Click Generate to create passwords

About Random PIN

Random PINs are short numeric-only passwords: 4 to 12 digits, each picked uniformly from 0–9 via crypto.getRandomValues with rejection sampling to eliminate modulo bias. They exist where text-entry is awkward or where the destination only accepts digits: phone lock screens, 2FA backup codes, bank card PINs, combination safes, door-entry keypads, voicemail passcodes. The security properties are blunt: 4-digit PIN has 10^4 = 10,000 possible values, brute-forced in seconds without rate-limiting. 6 digits raise the ceiling to 10^6 = one million — which is what most phone lock screens and 2FA apps use because the device-level rate-limit (wiped after 10 wrong attempts) makes brute-force impractical. 8-digit PINs give ~27 bits of entropy; 12 digits give ~40 — still weaker than a short random alphanumeric password, but safe enough when rate-limiting is enforced. A caveat the generator enforces: picked digits are uniformly random, not weighted. Real-world human-chosen PINs are heavily biased (1234, 0000, 1111, birthdays) and attackers know this — a huge study by Nick Berry found 27% of human-chosen 4-digit PINs are in the top 20 values. Every PIN this generator produces is drawn uniformly at random, which means no predictable patterns, no accidental birthdays, and no duplication bias.

Features

  • Generate cryptographically secure random passwords
  • Customize password length and character types
  • Include uppercase, lowercase, numbers, and symbols
  • Generate multiple passwords at once

How to Use

  1. Set your desired password length using the slider
  2. Toggle character types (uppercase, lowercase, numbers, symbols)
  3. Click "Generate" to create secure passwords
  4. Click any password to copy it to your clipboard

Frequently Asked Questions

Is a 4-digit PIN secure?

Only with rate-limiting. 4 digits = 10,000 possible values, brute-forced in seconds on a leaked hash. Phone lock screens use 4-digit PINs safely because the device wipes after 10 failed attempts — that rate-limit is what's keeping your phone secure, not the PIN length.

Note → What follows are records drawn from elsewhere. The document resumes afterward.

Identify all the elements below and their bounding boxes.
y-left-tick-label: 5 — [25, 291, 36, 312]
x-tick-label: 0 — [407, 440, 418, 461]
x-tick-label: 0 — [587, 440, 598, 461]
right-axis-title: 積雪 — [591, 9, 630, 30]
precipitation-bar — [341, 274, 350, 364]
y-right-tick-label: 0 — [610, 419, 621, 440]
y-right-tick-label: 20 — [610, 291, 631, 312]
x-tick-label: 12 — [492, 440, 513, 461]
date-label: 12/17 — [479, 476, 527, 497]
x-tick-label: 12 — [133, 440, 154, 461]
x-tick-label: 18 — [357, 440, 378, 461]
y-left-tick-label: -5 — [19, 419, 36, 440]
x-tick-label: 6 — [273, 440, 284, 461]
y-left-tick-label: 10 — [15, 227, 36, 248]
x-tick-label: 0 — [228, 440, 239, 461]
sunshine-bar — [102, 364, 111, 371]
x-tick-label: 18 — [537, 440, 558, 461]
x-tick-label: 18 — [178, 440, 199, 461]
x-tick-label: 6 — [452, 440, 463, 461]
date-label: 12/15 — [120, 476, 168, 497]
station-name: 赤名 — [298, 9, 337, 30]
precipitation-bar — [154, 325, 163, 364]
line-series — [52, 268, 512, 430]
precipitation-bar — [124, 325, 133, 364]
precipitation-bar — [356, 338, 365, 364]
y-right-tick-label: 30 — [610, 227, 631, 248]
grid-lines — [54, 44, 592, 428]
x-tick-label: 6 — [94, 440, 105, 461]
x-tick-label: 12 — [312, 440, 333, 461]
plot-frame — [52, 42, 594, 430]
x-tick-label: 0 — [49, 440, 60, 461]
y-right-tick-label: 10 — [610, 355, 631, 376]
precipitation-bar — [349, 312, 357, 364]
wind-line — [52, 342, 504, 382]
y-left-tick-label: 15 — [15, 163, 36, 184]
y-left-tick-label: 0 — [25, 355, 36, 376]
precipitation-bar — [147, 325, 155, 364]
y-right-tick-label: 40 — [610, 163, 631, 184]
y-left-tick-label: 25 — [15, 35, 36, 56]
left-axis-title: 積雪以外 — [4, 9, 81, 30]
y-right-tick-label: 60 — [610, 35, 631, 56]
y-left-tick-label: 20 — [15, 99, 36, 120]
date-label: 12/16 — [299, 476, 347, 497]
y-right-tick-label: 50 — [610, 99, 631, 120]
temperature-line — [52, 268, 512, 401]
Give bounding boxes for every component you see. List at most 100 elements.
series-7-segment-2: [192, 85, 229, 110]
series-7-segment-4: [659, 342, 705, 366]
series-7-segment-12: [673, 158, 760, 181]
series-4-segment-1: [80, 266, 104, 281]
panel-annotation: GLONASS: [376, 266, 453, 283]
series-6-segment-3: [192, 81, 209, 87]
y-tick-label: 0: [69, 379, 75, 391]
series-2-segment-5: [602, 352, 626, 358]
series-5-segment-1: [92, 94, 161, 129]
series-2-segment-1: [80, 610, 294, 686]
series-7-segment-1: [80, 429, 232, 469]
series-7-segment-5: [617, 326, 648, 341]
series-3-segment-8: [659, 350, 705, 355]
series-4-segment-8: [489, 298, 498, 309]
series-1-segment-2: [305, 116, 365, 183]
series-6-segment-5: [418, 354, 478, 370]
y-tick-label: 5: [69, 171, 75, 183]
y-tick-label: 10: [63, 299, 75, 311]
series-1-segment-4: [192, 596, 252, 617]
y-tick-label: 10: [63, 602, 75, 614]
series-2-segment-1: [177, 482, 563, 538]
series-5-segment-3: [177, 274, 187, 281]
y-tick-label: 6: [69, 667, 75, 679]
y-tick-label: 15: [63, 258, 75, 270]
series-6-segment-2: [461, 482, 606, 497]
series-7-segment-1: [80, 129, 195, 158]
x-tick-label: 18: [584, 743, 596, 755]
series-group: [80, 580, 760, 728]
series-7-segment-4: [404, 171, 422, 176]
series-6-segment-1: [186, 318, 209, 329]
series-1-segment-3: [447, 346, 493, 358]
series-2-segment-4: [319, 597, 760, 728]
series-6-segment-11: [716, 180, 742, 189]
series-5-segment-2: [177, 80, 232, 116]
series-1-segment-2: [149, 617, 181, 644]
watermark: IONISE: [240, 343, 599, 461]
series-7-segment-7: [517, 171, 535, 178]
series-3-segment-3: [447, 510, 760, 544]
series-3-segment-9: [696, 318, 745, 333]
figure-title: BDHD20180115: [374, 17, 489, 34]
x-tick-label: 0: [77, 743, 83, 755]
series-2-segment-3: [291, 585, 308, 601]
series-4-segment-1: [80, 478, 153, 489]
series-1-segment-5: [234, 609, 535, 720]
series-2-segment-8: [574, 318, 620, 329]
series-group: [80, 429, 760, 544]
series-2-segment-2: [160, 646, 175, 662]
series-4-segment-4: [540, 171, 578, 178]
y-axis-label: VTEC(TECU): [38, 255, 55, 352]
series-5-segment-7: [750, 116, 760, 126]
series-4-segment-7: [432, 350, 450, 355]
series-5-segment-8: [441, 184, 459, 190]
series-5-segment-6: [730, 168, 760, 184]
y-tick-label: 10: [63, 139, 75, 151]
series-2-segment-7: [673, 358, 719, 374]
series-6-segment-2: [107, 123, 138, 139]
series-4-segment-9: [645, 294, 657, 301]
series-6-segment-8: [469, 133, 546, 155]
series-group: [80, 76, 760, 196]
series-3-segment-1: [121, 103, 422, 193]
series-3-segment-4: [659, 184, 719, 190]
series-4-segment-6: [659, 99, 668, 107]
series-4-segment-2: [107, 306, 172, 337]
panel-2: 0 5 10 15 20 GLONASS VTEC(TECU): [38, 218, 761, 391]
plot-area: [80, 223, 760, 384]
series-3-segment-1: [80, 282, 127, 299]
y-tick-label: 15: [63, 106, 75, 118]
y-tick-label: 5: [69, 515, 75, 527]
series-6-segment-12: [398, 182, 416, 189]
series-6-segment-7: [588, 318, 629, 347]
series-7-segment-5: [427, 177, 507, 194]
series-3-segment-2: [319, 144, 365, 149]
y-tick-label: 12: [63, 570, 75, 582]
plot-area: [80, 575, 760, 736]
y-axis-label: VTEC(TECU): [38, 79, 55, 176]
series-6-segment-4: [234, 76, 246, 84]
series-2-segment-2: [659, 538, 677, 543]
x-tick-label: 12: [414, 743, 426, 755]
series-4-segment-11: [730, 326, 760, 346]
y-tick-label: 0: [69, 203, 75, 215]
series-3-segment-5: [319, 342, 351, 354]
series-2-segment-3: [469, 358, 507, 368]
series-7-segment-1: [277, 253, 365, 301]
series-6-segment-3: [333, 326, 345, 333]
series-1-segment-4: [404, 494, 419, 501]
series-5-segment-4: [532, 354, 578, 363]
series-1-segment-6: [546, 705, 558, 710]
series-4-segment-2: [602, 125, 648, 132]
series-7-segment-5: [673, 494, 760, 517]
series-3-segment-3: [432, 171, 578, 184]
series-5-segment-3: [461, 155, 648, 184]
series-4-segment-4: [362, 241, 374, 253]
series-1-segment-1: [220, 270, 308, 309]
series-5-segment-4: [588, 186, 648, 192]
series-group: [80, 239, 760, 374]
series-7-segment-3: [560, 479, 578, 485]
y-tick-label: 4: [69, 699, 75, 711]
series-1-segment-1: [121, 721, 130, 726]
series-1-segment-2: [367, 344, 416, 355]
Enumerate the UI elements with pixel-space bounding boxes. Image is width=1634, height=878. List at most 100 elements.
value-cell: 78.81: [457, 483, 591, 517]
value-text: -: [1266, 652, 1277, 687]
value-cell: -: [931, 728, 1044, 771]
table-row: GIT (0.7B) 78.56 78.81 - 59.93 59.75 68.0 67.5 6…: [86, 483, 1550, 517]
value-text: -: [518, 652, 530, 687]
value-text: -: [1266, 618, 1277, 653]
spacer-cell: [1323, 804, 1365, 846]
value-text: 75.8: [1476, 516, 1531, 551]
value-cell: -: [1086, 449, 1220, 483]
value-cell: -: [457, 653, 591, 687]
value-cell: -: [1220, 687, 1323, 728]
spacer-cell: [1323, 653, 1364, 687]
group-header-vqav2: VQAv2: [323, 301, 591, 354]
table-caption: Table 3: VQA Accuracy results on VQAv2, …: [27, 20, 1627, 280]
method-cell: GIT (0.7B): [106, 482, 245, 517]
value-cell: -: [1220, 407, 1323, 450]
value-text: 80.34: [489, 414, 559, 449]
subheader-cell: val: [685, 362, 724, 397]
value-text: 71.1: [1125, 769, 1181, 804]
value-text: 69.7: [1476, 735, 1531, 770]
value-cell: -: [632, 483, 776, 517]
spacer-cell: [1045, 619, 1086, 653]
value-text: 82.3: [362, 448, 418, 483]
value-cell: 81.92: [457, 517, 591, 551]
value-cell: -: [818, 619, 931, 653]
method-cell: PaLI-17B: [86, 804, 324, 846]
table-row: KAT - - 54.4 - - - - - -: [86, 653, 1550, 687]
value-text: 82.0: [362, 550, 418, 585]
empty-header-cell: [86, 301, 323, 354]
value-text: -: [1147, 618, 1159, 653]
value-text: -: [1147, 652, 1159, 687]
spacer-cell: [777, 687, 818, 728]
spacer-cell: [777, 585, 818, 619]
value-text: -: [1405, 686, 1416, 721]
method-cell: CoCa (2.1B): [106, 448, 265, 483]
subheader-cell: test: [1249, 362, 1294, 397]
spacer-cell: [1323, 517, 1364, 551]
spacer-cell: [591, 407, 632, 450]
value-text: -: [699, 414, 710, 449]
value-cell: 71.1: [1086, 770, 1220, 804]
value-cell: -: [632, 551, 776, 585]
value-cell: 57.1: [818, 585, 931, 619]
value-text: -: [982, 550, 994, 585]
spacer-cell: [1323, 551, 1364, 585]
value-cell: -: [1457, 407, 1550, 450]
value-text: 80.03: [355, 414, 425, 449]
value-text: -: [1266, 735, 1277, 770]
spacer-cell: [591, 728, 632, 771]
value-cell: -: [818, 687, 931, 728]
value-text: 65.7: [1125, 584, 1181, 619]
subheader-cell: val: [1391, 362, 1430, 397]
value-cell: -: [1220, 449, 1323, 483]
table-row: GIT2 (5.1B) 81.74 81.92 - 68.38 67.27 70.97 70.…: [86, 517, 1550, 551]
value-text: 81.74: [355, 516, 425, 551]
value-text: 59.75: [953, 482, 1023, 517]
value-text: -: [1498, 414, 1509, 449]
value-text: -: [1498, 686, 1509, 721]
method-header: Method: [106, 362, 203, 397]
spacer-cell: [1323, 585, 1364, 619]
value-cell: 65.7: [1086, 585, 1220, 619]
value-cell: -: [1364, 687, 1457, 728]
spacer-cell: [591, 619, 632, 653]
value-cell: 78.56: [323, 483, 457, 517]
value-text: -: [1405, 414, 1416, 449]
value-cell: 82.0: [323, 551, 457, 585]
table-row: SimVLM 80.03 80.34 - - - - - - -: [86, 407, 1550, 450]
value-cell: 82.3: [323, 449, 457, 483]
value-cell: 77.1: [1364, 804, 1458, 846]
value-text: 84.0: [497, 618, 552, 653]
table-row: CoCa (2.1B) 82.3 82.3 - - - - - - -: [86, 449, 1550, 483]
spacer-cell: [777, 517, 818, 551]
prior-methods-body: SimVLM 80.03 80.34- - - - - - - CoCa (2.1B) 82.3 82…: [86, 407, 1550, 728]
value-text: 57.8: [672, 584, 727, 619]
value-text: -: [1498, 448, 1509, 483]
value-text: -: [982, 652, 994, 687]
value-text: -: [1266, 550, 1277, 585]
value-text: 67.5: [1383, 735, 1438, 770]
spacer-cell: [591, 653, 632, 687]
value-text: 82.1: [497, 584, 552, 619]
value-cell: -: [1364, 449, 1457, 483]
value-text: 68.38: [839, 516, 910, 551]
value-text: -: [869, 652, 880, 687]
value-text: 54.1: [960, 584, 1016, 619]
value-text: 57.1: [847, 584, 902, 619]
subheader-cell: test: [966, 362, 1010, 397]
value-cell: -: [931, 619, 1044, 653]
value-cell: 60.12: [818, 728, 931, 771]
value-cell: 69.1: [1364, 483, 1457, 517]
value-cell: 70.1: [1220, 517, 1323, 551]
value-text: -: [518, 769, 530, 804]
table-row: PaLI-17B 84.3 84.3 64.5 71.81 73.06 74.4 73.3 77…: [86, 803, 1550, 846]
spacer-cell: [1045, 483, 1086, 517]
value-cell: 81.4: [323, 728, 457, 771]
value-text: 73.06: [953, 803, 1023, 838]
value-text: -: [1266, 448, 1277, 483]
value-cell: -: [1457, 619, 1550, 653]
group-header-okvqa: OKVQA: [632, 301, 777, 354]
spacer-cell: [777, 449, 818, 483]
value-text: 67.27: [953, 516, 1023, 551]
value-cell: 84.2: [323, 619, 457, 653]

Should I use 6 or 8 digits for a bank card?

4 or 6 is standard in most markets (Europe uses 4, the US is split between 4 and 6, China uses 6). More digits don't help much at an ATM — the physical card, the daily withdrawal cap, and the bank's fraud model are the real defences. The PIN is just to prove you're the cardholder.

Are the PINs truly random?

Yes. Every digit comes from crypto.getRandomValues with rejection sampling to eliminate modulo bias (a subtle flaw where % 10 on certain RNG outputs produces slightly uneven distributions). The result is indistinguishable from physical dice rolls and carries no patterns an attacker could exploit.

Can I use a PIN as a password?

No — unrate-limited PINs are trivially brute-forceable. If a website lets you set a "PIN" as your password, use the Strong or Memorable generator instead; PINs belong on devices and accounts with rate-limit protection like phones, SIM cards, 2FA apps, and physical locks.